9 Quasi-Contracts (Implied-in-law Contracts) The equitable doctrine of quasi-contract, also called implied-in-law contract, allows a court to award monetary damages to a plaintiff for providing work or services to a defendant even though no actual contract existed between the parties. Recovery is generally based on the reasonable value of the services received by the defendant. The doctrine of quasi-contract is intended to prevent unjust enrichment and unjust detriment. It does not apply where there is an enforceable contract between the parties. A quasi-contract is imposed where: 1.One person confers a benefit on another who retains the benefit, and 2.It would be unjust not to require that person to pay for the benefit received. See Powell v. Thompson Powell Case (pp. 250-251)
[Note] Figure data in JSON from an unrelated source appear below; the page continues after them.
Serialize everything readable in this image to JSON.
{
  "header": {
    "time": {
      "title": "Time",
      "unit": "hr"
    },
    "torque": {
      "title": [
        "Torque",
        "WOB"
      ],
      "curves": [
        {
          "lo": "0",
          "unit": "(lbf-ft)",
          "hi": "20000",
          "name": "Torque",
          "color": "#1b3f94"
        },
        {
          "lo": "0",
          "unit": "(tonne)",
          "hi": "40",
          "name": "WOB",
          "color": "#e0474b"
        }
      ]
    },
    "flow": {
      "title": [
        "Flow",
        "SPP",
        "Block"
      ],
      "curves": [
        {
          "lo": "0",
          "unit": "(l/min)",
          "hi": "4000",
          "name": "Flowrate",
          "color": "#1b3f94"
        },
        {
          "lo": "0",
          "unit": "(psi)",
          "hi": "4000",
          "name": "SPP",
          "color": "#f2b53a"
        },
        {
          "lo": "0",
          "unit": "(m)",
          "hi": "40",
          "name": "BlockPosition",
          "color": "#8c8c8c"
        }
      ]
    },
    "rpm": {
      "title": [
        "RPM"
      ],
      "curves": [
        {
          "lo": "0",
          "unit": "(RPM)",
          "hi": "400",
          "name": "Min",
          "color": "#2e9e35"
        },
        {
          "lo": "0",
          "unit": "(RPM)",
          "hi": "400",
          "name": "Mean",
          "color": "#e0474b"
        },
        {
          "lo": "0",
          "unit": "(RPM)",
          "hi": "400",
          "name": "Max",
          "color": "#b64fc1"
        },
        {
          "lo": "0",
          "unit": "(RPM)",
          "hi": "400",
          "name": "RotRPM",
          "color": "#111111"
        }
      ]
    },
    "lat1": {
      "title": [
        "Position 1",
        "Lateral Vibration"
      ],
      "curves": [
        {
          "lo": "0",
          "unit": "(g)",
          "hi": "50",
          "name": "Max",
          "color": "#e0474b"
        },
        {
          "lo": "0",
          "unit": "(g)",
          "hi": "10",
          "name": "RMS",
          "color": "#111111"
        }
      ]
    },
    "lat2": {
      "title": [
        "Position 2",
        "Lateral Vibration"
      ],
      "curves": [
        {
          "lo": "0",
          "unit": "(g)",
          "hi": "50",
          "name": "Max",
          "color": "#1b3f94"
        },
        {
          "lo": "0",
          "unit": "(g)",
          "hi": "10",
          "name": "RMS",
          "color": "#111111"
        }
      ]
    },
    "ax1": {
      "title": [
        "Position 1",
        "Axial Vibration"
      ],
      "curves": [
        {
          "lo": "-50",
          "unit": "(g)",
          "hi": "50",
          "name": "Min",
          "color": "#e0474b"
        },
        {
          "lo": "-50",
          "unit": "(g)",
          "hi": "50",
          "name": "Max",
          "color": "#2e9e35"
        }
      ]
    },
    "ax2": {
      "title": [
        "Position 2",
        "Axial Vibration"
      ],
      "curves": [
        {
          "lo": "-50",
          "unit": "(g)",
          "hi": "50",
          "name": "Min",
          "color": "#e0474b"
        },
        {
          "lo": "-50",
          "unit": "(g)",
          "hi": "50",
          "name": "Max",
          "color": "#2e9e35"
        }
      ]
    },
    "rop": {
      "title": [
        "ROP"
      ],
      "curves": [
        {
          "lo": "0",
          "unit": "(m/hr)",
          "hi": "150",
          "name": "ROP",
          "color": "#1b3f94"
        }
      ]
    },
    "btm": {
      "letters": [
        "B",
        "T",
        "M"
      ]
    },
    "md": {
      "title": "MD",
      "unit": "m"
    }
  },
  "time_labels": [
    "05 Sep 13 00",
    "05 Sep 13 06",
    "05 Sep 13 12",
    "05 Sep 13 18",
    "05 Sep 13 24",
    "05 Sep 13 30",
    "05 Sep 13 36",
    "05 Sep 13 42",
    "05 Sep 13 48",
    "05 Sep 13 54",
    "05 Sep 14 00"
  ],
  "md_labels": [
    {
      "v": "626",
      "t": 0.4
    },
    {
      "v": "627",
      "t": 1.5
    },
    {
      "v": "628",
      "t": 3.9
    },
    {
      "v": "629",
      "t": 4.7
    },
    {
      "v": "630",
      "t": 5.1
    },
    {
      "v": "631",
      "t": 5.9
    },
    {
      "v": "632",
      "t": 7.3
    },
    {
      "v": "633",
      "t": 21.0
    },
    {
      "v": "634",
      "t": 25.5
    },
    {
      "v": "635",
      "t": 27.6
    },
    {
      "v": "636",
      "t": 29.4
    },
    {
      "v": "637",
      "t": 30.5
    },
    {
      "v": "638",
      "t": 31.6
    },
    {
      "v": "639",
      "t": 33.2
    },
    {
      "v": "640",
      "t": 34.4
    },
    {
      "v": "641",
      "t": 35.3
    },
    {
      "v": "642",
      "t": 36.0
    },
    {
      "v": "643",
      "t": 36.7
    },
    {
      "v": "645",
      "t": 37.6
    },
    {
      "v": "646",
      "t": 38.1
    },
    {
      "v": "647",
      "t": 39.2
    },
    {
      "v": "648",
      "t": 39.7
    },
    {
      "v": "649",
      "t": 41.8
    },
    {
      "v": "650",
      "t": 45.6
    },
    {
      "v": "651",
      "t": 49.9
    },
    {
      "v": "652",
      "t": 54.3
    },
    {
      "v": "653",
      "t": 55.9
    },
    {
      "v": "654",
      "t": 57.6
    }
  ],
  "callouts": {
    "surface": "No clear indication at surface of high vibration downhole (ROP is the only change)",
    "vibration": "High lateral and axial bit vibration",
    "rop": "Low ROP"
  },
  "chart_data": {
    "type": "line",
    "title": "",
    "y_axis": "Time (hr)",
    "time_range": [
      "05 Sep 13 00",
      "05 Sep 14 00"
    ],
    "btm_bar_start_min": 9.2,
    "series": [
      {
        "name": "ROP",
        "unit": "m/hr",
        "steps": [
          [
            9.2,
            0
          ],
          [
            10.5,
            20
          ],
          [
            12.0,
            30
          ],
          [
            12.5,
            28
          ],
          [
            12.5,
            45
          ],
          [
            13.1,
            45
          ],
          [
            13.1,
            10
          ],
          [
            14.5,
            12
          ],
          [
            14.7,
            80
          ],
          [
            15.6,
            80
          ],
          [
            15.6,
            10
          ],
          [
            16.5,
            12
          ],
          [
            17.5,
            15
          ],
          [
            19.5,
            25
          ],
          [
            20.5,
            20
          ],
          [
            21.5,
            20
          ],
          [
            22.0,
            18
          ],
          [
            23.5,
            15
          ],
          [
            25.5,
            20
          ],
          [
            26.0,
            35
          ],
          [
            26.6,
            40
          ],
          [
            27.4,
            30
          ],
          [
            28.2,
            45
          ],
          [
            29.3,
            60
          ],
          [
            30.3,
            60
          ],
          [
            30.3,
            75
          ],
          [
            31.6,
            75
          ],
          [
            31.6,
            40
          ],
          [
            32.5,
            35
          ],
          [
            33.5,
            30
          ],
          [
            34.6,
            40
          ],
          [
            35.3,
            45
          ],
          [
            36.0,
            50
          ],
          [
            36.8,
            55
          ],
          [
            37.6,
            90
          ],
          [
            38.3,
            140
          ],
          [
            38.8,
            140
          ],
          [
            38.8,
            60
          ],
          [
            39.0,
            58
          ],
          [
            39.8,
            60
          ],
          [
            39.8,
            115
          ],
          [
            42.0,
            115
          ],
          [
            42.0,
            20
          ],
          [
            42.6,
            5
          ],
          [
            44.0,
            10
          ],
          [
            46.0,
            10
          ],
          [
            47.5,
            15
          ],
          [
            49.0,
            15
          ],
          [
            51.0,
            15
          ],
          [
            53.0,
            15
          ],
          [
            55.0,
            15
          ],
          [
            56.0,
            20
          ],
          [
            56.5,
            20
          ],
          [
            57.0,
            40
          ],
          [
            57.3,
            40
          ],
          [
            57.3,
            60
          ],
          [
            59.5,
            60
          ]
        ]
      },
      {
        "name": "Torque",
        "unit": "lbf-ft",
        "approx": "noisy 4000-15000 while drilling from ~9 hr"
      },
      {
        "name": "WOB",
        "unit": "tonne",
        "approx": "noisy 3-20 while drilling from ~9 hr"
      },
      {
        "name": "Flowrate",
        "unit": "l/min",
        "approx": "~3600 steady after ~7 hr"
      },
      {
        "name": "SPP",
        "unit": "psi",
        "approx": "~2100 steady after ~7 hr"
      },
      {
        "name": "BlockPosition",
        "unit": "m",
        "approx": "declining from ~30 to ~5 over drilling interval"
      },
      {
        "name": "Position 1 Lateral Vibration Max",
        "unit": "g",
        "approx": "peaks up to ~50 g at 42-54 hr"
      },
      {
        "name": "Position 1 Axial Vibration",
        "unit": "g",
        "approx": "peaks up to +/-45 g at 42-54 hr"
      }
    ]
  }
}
10 Enforceability of Contracts Valid contract A valid contract meets all the essential elements to establish a contract, and as such is enforceable by (at least) one of the parties. Void contract A void contract has no legal effect. It is as if no contract had ever been created. If a contract is void, neither party is obligated to perform, and neither party can enforce the contract. For example, a contract to commit a crime is void. Voidable contract A voidable contract is one in which at least one party has the option to void his or her contractual obligations. If the contract is voided, both parties are released from their obligations under the contract. If the party with the option chooses to ratify the contract, both parties must fully perform their

11 Enforceability of Contracts Cont. Obligations. With certain exceptions, contracts may be voided by minors, insane persons, intoxicated persons, persons acting under duress or undue influence or fraud, and in cases involving mutual mistake. Unenforceable contract With an unenforceable contract, there is some legal defense to the enforcement of the contract. The parties may voluntarily perform a contract that is unenforceable.